Anemia, a condition in which the number of red blood cells is insufficient to meet the body’s physiologic needs for oxygen transport, affects more than one-third of reproductive-age women worldwide.1 The World Health Assembly Resolution 65.6 endorsed a comprehensive implementation plan on maternal, infant and young child nutrition.

Although there are many etiologies of anemia, ranging from chronic disease to acute blood loss, it is estimated that 50% of the anemia seen in pregnancy is due to iron deficiency.2 Based on guidelines set forth by the World Health Organization (WHO), anemia is defined as mild (hemoglobin level, 10-11 g/dL), moderate (hemoglobin level, 8.5-10 g/dL), and severe (hemoglobin level < 8.5 g/dL).2

By this definition, data from the National Health and Nutrition Examination Survey demonstrated that in the United States, 8.8% of pregnant women develop anemia at some point during their pregnancies, with approximately half of this cohort having a hemoglobin level of less than 10 g/dL.3 Risk of anemia increases by gestational age, and by the third trimester, 30% of pregnant women are iron deficient.4

The prevalence of anemia is a significant public health indicator. Even though anemia is primarily caused by iron deficiency, low oxygen-carrying capacity may result from other conditions such as chronic diseases, which remain a relevant health concern in the US. However, studies examining current rates of anemia in the total US population and in more specific subgroups are limited.

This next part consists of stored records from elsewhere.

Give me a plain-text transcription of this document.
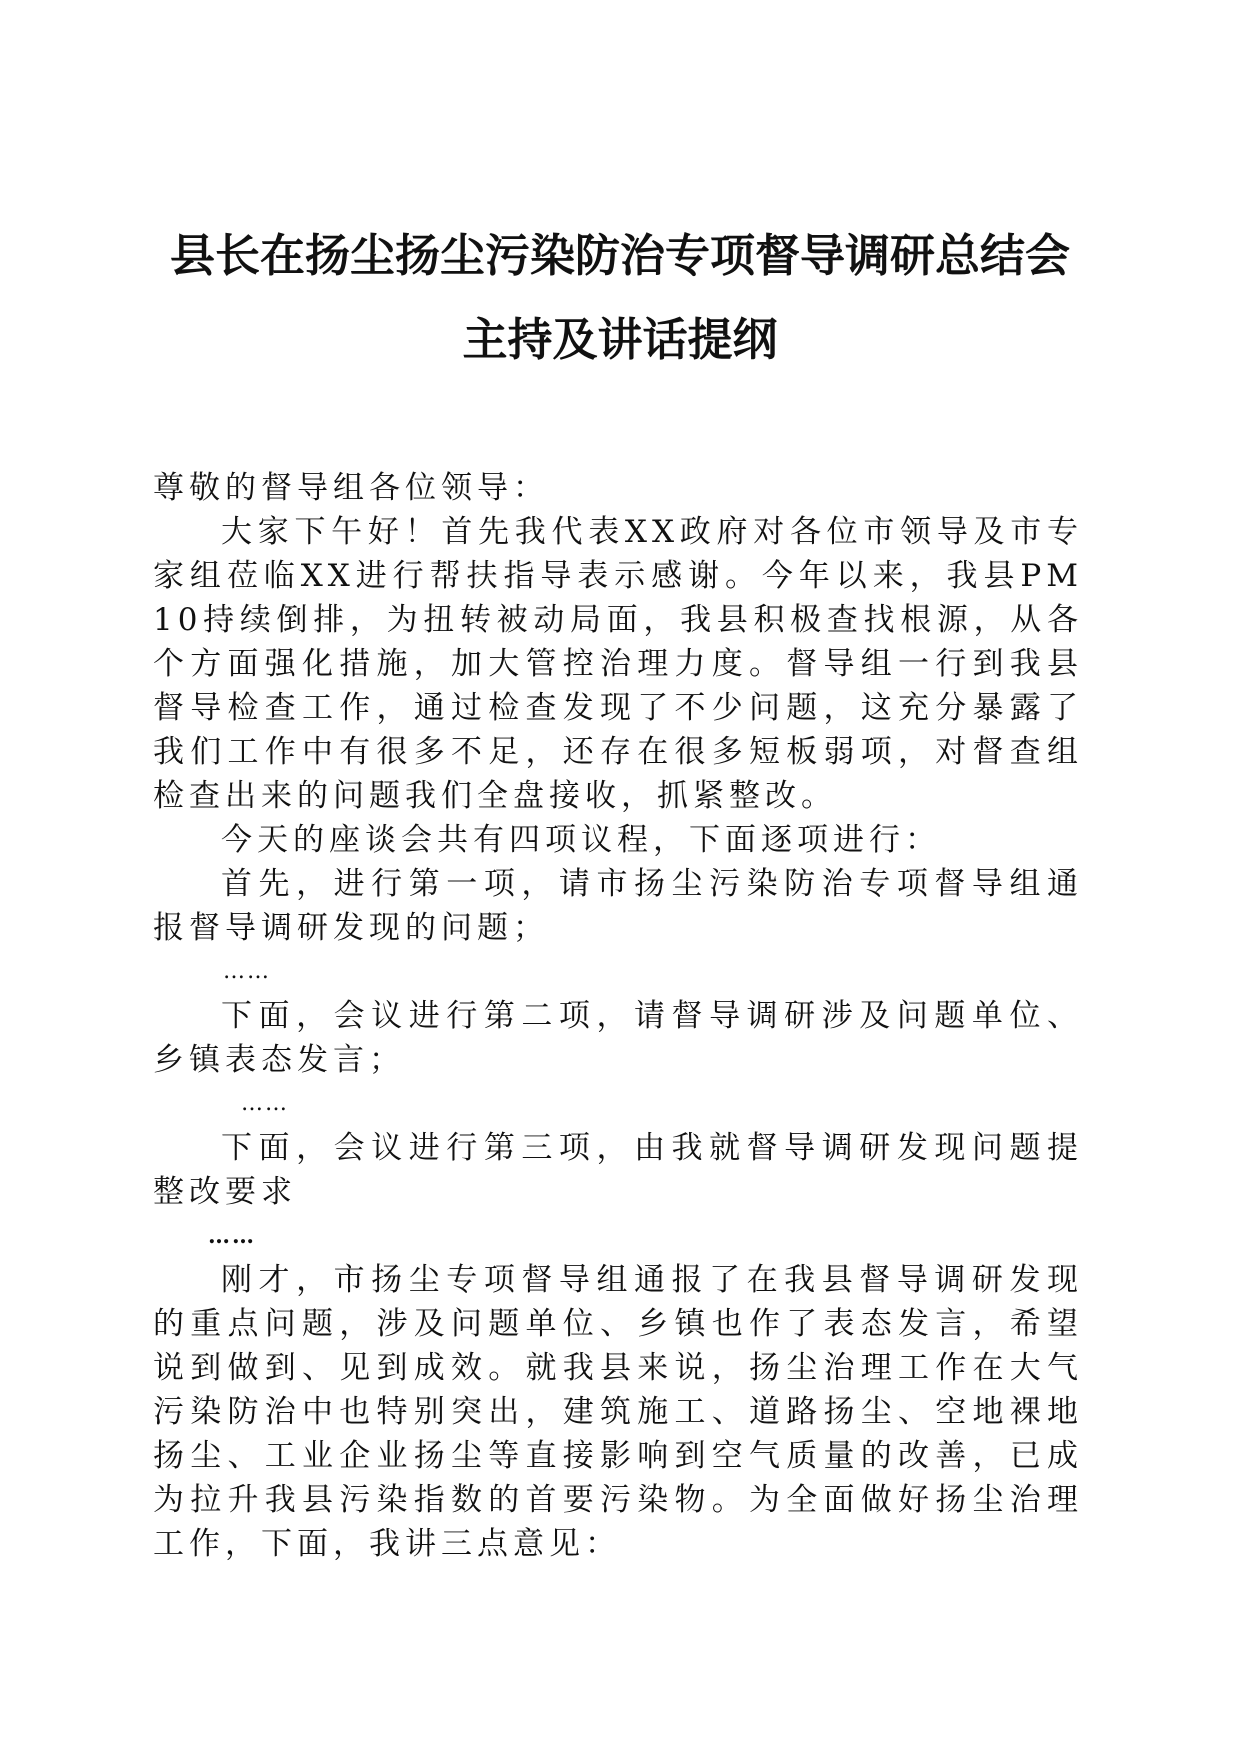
县长在扬尘扬尘污染防治专项督导调研总结会
主持及讲话提纲

尊敬的督导组各位领导：

大家下午好！首先我代表XX政府对各位市领导及市专家组莅临XX进行帮扶指导表示感谢。今年以来，我县PM10持续倒排，为扭转被动局面，我县积极查找根源，从各个方面强化措施，加大管控治理力度。督导组一行到我县督导检查工作，通过检查发现了不少问题，这充分暴露了我们工作中有很多不足，还存在很多短板弱项，对督查组检查出来的问题我们全盘接收，抓紧整改。

今天的座谈会共有四项议程，下面逐项进行：

首先，进行第一项，请市扬尘污染防治专项督导组通报督导调研发现的问题；

……

下面，会议进行第二项，请督导调研涉及问题单位、乡镇表态发言；

……

下面，会议进行第三项，由我就督导调研发现问题提整改要求

……

刚才，市扬尘专项督导组通报了在我县督导调研发现的重点问题，涉及问题单位、乡镇也作了表态发言，希望说到做到、见到成效。就我县来说，扬尘治理工作在大气污染防治中也特别突出，建筑施工、道路扬尘、空地裸地扬尘、工业企业扬尘等直接影响到空气质量的改善，已成为拉升我县污染指数的首要污染物。为全面做好扬尘治理工作，下面，我讲三点意见：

Anemia in pregnancy should be treated because numerous studies have shown that moderate to severe anemia is associated with adverse maternal and neonatal outcomes.5-9 A secondary analysis of the Consortium on Safe Labor data from the Eunice Kennedy Shriver National Institute of Child Health and Human Development found that women with antepartum anemia experienced increased rates of severe maternal morbidity (eg, death, transfusion, hysterectomy) and adverse neonatal outcomes, and these findings persisted after adjustment for confounding factors.5

Table 1. Elemental Iron Content and Adverse Effects in Select Oral Iron Formulations

Table 1. Elemental Iron Content and Adverse Effects in Select Oral Iron Formulations16

Although data regarding the positive effect of iron supplementation on maternal and infant outcomes are limited, a 2015 Cochrane review found that preventive iron supplementation reduced maternal anemia at term by 70% and iron deficiency at term by 57%.10 Therefore, identification and treatment of anemia in pregnancy are of paramount importance and may serve as a preventive measure for seemingly distinct causes of severe maternal and neonatal morbidity.

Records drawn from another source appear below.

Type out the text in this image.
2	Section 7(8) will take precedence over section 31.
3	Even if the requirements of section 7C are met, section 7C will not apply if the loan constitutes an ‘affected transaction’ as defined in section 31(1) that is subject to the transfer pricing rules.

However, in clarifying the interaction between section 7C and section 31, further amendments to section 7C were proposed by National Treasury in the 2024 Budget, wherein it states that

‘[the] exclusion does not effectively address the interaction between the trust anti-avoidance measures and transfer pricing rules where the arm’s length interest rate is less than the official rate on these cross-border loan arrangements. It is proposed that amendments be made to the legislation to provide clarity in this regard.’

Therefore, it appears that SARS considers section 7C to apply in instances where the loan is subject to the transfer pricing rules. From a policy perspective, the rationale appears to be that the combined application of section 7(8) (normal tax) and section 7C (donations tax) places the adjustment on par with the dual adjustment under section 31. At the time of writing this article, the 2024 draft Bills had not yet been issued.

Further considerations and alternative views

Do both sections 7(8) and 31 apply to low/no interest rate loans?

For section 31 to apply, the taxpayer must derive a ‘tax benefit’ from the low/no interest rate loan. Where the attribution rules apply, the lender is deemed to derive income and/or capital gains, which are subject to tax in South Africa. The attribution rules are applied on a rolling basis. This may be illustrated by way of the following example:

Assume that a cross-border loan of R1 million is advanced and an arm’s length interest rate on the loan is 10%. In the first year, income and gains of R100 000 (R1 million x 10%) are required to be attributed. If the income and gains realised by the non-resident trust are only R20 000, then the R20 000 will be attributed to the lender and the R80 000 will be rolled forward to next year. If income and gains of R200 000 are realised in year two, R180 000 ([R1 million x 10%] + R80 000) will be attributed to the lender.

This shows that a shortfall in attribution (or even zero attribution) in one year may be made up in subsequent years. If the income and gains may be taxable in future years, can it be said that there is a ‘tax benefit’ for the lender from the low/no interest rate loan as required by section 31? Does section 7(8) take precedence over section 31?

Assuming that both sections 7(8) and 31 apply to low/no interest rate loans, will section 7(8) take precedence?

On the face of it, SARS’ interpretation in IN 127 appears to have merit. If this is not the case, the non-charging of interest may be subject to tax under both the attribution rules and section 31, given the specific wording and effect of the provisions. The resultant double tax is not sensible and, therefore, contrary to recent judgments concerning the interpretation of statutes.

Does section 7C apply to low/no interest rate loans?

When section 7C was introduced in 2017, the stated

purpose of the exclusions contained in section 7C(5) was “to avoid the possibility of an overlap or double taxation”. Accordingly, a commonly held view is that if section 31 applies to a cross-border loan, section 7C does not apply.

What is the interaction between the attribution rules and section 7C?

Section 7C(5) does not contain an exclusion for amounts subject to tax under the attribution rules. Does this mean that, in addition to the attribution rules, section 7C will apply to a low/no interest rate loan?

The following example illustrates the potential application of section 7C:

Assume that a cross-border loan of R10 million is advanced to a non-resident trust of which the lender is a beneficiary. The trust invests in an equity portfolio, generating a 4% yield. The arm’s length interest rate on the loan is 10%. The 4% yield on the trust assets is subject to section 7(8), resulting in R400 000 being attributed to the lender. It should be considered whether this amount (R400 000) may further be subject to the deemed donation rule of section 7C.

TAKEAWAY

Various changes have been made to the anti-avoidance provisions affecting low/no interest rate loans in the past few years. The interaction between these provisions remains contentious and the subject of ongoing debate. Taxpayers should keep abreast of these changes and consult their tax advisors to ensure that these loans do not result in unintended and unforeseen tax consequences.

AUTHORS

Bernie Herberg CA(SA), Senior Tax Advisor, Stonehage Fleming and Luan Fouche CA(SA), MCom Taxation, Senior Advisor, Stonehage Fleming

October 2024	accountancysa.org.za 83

Diagnosis of anemia is the first crucial step in its management, with the WHO definitions of anemia generally adhered to in the clinical setting. However, the diagnosis of iron-deficiency anemia both in and outside of pregnancy is less clear. At the initiation of prenatal care, each patient has a complete blood count collected.

If the hemoglobin level is less than 11 g/dL, the next step is to determine the cause of anemia. The differential diagnosis is broad, especially in those with chronic medical conditions. However, since iron deficiency is the most common cause of anemia in pregnancy, most experts recommend beginning the evaluation with a serum ferritin level.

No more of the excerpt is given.